Flatpack’s preferred option for the Electric would see the 1930s auditorium restored as the venue’s main screen, with a basement bar/restaurant and additional screening room. There would also be a third-floor extension built as an event and co-working space, complete with a part-time third screen. Mod cons would be plentiful: step-free access throughout the building, “modern, compliant toilet numbers” and better ventilation and insulation. The showstopper would be the removal of modern partitions and suspended ceilings to reveal the gorgeous historic detail of the building, like a 1930s proscenium arch that frames the stage. All this would cost at least £10m, which Francis says will be raised from investors and the public.

He’s pragmatic about the need for the venue to make a profit, including hospitality and space that can be rented out. “It can’t be solely reliant on selling tickets for films because we know that’s a difficult market at the moment," he says. “We’d have to have other levers to pull. If you want the building to thrive again, then you need to create those flexible spaces.”
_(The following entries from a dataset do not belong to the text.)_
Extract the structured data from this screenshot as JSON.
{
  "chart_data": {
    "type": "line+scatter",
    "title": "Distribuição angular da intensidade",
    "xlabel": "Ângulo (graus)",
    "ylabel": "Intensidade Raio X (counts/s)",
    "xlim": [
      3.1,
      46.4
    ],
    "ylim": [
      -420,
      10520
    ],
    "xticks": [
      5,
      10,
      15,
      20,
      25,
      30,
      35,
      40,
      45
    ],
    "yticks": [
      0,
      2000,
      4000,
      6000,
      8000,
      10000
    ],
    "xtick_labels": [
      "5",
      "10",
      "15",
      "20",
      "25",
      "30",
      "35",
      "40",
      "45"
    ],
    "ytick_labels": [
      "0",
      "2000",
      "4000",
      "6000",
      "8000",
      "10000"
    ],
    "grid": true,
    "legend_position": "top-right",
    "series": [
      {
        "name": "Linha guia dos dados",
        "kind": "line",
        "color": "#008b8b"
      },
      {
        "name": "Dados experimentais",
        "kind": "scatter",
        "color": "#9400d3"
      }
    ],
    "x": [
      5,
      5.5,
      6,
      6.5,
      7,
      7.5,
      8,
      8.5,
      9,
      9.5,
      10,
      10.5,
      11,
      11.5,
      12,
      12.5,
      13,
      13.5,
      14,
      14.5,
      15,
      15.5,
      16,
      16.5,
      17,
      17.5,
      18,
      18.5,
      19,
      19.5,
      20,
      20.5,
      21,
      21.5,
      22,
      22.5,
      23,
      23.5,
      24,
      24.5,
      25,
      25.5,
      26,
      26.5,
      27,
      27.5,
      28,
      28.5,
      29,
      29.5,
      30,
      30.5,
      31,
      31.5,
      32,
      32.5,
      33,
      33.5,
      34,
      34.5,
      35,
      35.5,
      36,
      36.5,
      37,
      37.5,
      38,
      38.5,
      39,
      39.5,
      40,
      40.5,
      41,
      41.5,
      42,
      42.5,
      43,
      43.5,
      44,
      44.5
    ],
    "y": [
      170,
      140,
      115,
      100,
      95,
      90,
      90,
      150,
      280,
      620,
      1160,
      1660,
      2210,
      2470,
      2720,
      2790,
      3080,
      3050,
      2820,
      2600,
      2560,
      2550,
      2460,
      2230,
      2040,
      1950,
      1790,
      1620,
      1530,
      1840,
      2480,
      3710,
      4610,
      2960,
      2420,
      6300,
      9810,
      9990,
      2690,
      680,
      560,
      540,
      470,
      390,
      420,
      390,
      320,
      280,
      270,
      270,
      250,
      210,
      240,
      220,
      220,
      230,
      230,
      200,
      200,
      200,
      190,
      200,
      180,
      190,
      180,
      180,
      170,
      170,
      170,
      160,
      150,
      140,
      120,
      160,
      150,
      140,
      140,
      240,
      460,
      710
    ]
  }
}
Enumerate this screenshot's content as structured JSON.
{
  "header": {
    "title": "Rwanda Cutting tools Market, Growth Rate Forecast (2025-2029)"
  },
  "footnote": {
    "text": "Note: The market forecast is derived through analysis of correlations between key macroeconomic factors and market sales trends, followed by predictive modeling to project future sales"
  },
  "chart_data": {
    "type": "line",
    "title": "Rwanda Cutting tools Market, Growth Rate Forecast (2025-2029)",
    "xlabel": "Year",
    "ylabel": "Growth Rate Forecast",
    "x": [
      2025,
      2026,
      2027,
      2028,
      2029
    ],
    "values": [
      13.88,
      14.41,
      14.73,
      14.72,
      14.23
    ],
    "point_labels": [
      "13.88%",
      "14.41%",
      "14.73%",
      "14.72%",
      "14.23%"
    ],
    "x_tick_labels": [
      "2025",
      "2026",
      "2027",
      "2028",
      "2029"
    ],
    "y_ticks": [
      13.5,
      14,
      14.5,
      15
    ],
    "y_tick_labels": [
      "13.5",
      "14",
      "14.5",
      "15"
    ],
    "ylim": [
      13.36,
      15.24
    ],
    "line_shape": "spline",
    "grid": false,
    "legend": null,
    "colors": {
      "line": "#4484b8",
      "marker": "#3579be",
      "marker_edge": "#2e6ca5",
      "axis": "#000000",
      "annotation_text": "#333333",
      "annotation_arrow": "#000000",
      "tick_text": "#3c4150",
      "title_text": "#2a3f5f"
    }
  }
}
I ask two experts what they think; David Rudlin, an architecture professor and government advisor on the New Towns programme, calls it a “great scheme”. As for Flatpack’s costings, a CEO of an arts venue in north west England, says it’s an “ambitious and well considered proposal by people who are making a serious effort,”. They do flag that its success would rest on favourable rent and a long-term lease, while fixed costs like business and utility rates might be coming in a little low. 

All in all, Flatpack has the seal of approval: except from the actual company who owns the joint.